Mrs. Gibson’s face blanched. “Oh, dear sweet Jesus, what happened?” Tilting her head back, she hollered, “Harold! Harold! Get in here now!”

Super idea. Why don’t we just wake a sleeping bear? Rousing Mr. Gibson in the middle of the night almost worried me more than Clay when he jolted awake at night.

“Mom, it’s okay. Calm down. Don’t wake Dad up if he’s already in bed,” Josie said, helping me through the door.

Mrs. Gibson scooted back, staring at me with wide eyes. I hadn’t seen what I looked like, but I didn’t need to. The way I felt told the story. Mrs. Gibson looked between the two of us. “Josie—”

“What the hell happened?” Mr. Gibson finished his wife’s sentence as he lumbered down the hall. Given Mr. Gibson was a big guy and had one hell of a grumpy expression, we really had woken a sleeping bear. “Well?”

Josie peered at me, then answered, “Garth was attacked.”

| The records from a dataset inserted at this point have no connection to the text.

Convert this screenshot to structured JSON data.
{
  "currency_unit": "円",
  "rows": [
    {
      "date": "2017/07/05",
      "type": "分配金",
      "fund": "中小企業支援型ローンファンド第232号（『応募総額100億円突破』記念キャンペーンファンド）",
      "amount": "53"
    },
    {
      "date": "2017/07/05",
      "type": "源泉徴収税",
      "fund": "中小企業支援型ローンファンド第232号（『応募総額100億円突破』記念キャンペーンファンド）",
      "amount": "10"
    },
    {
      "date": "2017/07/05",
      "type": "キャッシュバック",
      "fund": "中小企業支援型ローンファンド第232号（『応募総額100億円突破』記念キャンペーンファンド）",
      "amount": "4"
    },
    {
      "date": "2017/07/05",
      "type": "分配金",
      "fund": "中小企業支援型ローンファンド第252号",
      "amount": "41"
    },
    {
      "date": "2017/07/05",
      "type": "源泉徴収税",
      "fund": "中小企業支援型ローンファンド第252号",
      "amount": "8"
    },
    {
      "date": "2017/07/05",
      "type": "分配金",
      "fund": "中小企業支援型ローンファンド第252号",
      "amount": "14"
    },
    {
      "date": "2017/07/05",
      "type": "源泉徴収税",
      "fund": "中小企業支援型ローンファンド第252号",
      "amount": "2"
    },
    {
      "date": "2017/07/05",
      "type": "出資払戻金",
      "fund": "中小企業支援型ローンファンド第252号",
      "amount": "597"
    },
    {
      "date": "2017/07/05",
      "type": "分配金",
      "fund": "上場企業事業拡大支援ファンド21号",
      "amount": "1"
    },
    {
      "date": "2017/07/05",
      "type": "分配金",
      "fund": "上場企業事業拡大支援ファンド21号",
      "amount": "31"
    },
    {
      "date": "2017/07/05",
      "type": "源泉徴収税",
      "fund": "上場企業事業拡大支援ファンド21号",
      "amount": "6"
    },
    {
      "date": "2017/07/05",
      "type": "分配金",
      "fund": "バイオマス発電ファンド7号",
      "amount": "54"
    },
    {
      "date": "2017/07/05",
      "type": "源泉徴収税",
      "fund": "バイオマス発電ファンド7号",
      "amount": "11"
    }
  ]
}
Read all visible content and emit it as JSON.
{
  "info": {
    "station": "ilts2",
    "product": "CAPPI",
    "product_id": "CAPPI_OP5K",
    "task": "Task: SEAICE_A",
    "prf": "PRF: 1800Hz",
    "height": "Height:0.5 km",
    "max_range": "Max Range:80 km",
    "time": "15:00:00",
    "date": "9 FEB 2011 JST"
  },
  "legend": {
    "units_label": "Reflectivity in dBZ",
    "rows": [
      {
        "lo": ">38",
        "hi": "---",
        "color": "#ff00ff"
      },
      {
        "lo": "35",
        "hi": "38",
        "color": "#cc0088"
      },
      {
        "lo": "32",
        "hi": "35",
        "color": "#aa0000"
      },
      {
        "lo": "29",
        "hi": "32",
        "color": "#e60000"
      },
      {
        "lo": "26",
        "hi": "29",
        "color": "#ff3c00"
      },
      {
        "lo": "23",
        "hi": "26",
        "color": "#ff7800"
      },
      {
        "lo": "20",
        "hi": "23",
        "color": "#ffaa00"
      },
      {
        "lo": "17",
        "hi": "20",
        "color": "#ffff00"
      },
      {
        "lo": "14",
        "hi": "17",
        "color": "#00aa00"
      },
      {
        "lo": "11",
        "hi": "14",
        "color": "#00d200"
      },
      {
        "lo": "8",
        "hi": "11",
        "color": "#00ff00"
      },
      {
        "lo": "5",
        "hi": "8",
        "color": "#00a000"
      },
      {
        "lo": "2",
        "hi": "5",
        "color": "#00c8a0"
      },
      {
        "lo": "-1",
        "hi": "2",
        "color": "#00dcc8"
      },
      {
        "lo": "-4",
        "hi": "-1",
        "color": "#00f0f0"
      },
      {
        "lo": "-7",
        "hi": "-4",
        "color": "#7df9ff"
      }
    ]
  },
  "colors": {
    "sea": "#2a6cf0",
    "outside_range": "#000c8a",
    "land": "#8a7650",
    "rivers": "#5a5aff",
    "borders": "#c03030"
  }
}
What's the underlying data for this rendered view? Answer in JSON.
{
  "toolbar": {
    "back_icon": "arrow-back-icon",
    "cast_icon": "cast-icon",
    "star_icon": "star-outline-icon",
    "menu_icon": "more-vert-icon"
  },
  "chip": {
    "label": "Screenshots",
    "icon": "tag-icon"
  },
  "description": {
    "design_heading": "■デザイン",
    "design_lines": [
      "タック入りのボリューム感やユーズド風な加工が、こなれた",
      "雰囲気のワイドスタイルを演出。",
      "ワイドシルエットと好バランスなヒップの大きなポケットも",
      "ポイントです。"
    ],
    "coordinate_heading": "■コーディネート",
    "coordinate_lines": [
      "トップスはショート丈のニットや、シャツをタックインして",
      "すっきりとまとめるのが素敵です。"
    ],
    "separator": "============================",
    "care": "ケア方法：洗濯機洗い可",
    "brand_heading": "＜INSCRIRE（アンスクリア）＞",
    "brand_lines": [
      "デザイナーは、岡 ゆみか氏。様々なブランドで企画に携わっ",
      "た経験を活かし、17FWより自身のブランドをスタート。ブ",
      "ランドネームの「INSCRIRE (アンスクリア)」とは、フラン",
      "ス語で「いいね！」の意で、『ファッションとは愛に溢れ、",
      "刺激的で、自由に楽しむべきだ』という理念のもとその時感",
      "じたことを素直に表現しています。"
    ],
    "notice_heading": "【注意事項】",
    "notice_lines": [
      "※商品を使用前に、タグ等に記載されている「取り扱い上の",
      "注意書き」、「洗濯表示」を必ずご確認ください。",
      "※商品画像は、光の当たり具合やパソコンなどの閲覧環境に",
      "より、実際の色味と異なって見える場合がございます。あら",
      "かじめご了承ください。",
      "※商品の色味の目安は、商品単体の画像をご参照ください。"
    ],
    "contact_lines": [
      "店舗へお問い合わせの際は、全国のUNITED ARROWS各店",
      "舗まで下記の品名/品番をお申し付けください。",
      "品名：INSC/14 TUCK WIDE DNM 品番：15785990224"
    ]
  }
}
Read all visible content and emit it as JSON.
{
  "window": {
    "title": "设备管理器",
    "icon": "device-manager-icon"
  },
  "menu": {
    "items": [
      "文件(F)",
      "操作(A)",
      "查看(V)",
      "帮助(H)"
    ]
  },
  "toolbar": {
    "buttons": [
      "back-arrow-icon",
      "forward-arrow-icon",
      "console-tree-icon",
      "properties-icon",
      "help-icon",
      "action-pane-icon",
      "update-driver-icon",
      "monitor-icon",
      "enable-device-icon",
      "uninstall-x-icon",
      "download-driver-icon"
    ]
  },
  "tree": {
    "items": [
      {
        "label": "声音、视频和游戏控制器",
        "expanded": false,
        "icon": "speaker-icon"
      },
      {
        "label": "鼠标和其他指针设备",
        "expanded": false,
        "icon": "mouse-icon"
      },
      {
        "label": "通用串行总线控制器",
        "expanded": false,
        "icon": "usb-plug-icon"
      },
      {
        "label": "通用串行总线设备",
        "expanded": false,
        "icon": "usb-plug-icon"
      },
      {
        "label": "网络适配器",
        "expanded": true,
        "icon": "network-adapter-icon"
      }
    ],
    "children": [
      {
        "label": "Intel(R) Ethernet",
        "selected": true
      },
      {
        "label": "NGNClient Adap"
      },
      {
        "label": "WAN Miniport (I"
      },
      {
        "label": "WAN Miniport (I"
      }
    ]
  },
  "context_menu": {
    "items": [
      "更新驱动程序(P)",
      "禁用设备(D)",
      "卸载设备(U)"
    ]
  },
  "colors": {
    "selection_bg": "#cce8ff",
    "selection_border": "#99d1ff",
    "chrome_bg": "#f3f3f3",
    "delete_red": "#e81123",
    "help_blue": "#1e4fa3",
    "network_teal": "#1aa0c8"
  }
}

They must have been so preoccupied with gaping at the train wreck I was that when Mrs. Gibson finally glanced at her daughter, she gasped. “Josie, your face.” Mrs. Gibson rushed toward her, examining it more closely, before covering her mouth and shaking her head. “My poor baby. He drug you into this, too?”

At first I thought she was talking about Colt—since he and his brood were the ones responsible—but when I saw her eyes look my way with accusation, I knew she was talking about me. As expected.

“No, I drug myself into this when I got in the way of a fist,” Josie replied in a heated voice. “Garth did everything in his power to keep me out of it and safe.”

Mrs. Gibson didn’t need to say it, her eyes bled it—Sure, he did with a heavy dose of sarcasm. “Let’s get some ice on that, baby.”